Acompañado de Georgina Díaz de León Delgadillo, de Protección de Patrimonio, aseguraron que se debe revertir el cambio de uso de suelo porque es habitacional y también dar protección a este problema que atañe a todo Aguascalientes, no sólo a Los Parga o comunidades y colonias cercanas.
El deterioro ambiental –dijeron-, “es muy grave, debemos dar una mirada a nuestros ríos y al integrador de desarrollo en el sentido de construir fraccionamientos sin la planificación adecuada para atender esta problemática. Requerimos voluntad política y del sector privado proyectos de alto impacto que generen que los ríos sean rescatados y se hagan corredores culturales y gastronómicos para la economía de los pobladores. Nos preocupa la cuestión del agua porque con el crecimiento de la mancha urbana se deteriora cada vez más y Aguascalientes adolece de agua”.
Hay tres cauces principales, dos en El Llano y uno que termina en Aguascalientes, pero actualmente son usados como drenaje para las aguas negras del municipio porque las plantas de tratamiento de Valle de las Palmas no están funcionando. Y “toda esa agua se va a los cauces, ya no hay biodiversidad, está desaparecida y eso está afectando nuestra vida porque también va al subsuelo y a los pozos, que es de donde sale el vital líquido para el consumo humano”.

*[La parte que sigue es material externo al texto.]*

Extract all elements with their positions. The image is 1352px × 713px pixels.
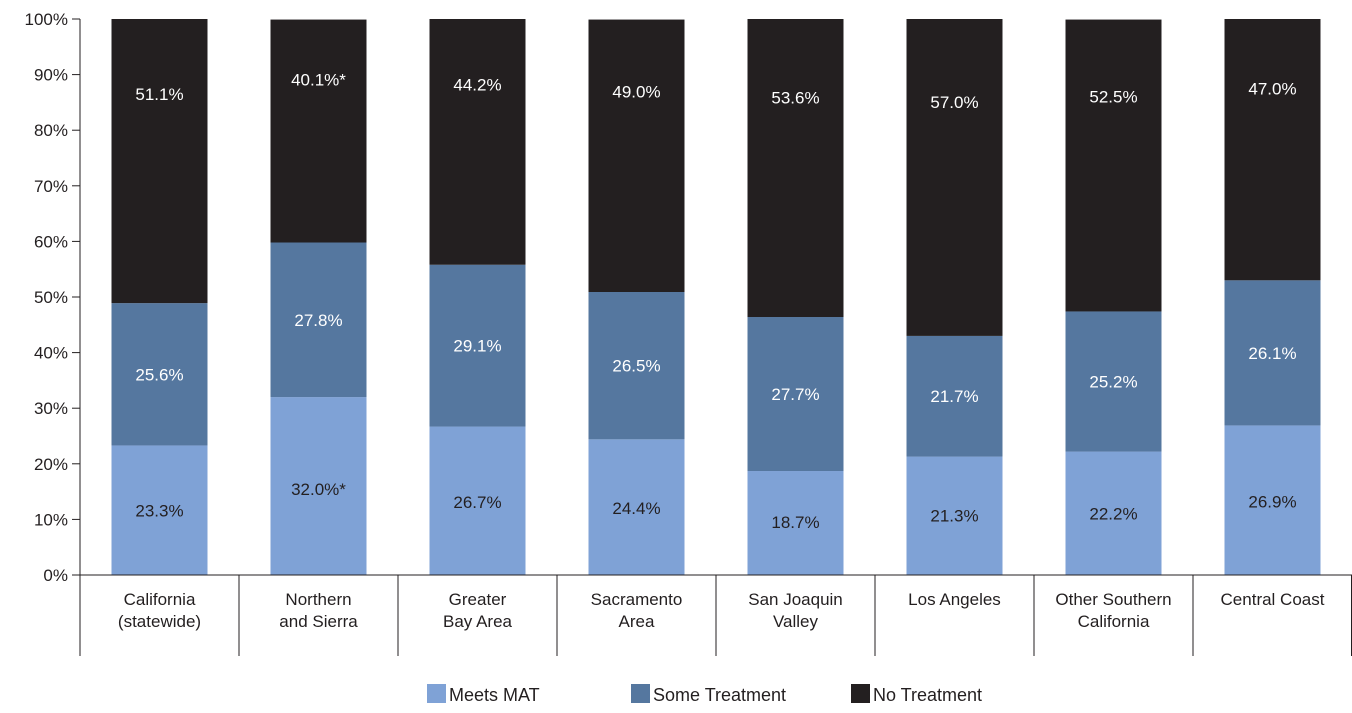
data-label: 21.7%	[930, 387, 978, 406]
data-label: 26.5%	[612, 357, 660, 376]
data-label: 26.9%	[1248, 493, 1296, 512]
y-tick-label: 70%	[34, 177, 68, 196]
bar-group: 26.7% 29.1% 44.2%	[429, 19, 526, 575]
x-axis: California (statewide) Northern and Sierra G…	[79, 574, 1352, 656]
y-tick-label: 100%	[25, 10, 68, 29]
bar-segment	[1065, 451, 1162, 575]
bar-segment	[270, 19, 367, 243]
data-label: 18.7%	[771, 513, 819, 532]
data-label: 26.7%	[453, 493, 501, 512]
bar-segment	[1065, 19, 1162, 312]
y-tick-label: 30%	[34, 399, 68, 418]
data-label: 53.6%	[771, 89, 819, 108]
data-label: 25.2%	[1089, 373, 1137, 392]
bar-segment	[429, 426, 526, 575]
y-tick-label: 60%	[34, 232, 68, 251]
y-tick-label: 0%	[43, 566, 68, 585]
category-label: Los Angeles	[908, 590, 1001, 609]
y-tick-label: 40%	[34, 344, 68, 363]
data-label: 26.1%	[1248, 344, 1296, 363]
y-tick-label: 20%	[34, 455, 68, 474]
legend-label: Meets MAT	[449, 685, 540, 705]
data-label: 32.0%*	[291, 480, 346, 499]
bar-segment	[429, 264, 526, 427]
legend-swatch	[631, 684, 650, 703]
category-label: Greater Bay Area	[443, 590, 513, 631]
legend-swatch	[851, 684, 870, 703]
bar-segment	[270, 397, 367, 575]
bar-segment	[747, 19, 844, 318]
bar-group: 24.4% 26.5% 49.0%	[588, 19, 685, 575]
legend-swatch	[427, 684, 446, 703]
bar-group: 32.0%* 27.8% 40.1%*	[270, 19, 367, 575]
category-label: California (statewide)	[118, 590, 201, 631]
data-label: 24.4%	[612, 499, 660, 518]
bar-segment	[429, 19, 526, 265]
data-label: 29.1%	[453, 337, 501, 356]
bar-group: 22.2% 25.2% 52.5%	[1065, 19, 1162, 575]
legend-label: No Treatment	[873, 685, 982, 705]
bar-group: 26.9% 26.1% 47.0%	[1224, 19, 1321, 575]
bar-segment	[1224, 425, 1321, 575]
y-tick-label: 80%	[34, 121, 68, 140]
bar-group: 21.3% 21.7% 57.0%	[906, 19, 1003, 575]
legend-item: Meets MAT	[427, 684, 540, 705]
bar-segment	[906, 335, 1003, 457]
category-label: Central Coast	[1221, 590, 1325, 609]
bars: 23.3% 25.6% 51.1% 32.0%* 27.8% 40.1%* 26.7% 29.…	[111, 19, 1321, 575]
data-label: 51.1%	[135, 85, 183, 104]
bar-segment	[111, 19, 208, 304]
bar-segment	[111, 445, 208, 575]
bar-segment	[270, 242, 367, 398]
data-label: 21.3%	[930, 507, 978, 526]
bar-segment	[1224, 280, 1321, 426]
data-label: 49.0%	[612, 83, 660, 102]
category-label: Sacramento Area	[591, 590, 683, 631]
y-tick-label: 50%	[34, 288, 68, 307]
data-label: 57.0%	[930, 93, 978, 112]
bar-segment	[588, 291, 685, 440]
data-label: 44.2%	[453, 75, 501, 94]
legend-item: No Treatment	[851, 684, 982, 705]
y-axis: 0% 10% 20% 30% 40% 50% 60% 70% 80% 90% 100%	[25, 10, 81, 585]
legend-item: Some Treatment	[631, 684, 786, 705]
category-label: San Joaquin Valley	[748, 590, 843, 631]
bar-segment	[1065, 311, 1162, 452]
bar-segment	[747, 317, 844, 472]
bar-segment	[1224, 19, 1321, 281]
bar-segment	[588, 439, 685, 575]
legend-label: Some Treatment	[653, 685, 786, 705]
data-label: 52.5%	[1089, 88, 1137, 107]
data-label: 47.0%	[1248, 79, 1296, 98]
bar-group: 23.3% 25.6% 51.1%	[111, 19, 208, 575]
bar-segment	[906, 19, 1003, 336]
data-label: 27.7%	[771, 385, 819, 404]
y-tick-label: 90%	[34, 66, 68, 85]
category-label: Other Southern California	[1055, 590, 1171, 631]
bar-segment	[906, 456, 1003, 575]
data-label: 23.3%	[135, 502, 183, 521]
bar-segment	[747, 471, 844, 575]
data-label: 25.6%	[135, 365, 183, 384]
legend: Meets MAT Some Treatment No Treatment	[427, 684, 982, 705]
data-label: 27.8%	[294, 311, 342, 330]
bar-group: 18.7% 27.7% 53.6%	[747, 19, 844, 575]
bar-segment	[588, 19, 685, 292]
bar-segment	[111, 303, 208, 446]
category-label: Northern and Sierra	[279, 590, 358, 631]
data-label: 22.2%	[1089, 504, 1137, 523]
y-tick-label: 10%	[34, 510, 68, 529]
data-label: 40.1%*	[291, 70, 346, 89]
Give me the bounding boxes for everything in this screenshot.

Aseguraron que todo el municipio está afectado “porque dependemos del agua del subsuelo”, además de que los incendios pueden ser de grandes magnitudes en esta temporada, como el del martes, que fue de casi 100 hectáreas “y para afectación sistemática no hay ninguna justificación”.
El daño “es irreversible, ahí no hay especies de tortugas, han desaparecido por los sistemas acuáticos del arroyo San Francisco. La fauna nativa tampoco existe, solamente hay criadero de mosquitos que transmiten enfermedades, ya no hay equilibrio ni condiciones adecuadas para la calidad de la fauna, tampoco el agua sirve para el ganado y menos para los humanos”.
El daño es enorme porque hay personas que económicamente dependen del pastoreo de vacas y borregos. Con le devastación del incendio que hubo, el sustento para sus familias se va a ver seriamente afectado porque se va a reducir su producto lácteo, y si no hay lugar para que sus animales coman, no tienen dinero para comprar forraje y alimentarlos.
Por eso están exigiendo al Municipio que cambie la dinámica en el bosque de Cobos, en donde en los últimos 15 años ha habido una destrucción a gran escala, y por eso “solicitamos que se proteja legalmente y se deje de contaminar inmediatamente los cauces y verter contaminantes a los arroyos”.
También que se tenga vigilancia efectiva para prevenir los incendios, porque eso es fácil si se cuenta con el personal de forma permanente en el área.
“El Municipio no se ha hecho cargo ni de apagar el incendio, nunca vimos personas de las áreas naturales de esa dependencia haciéndose cargo del problema. Por eso exigimos al Cabildo, porque no es cuestión de partidos, es que todas las comisiones que tengan que intervenir en resolver la problemática tomen medidas inmediatas, es cuestión de sensibilidad y políticas públicas para combatir el problema”.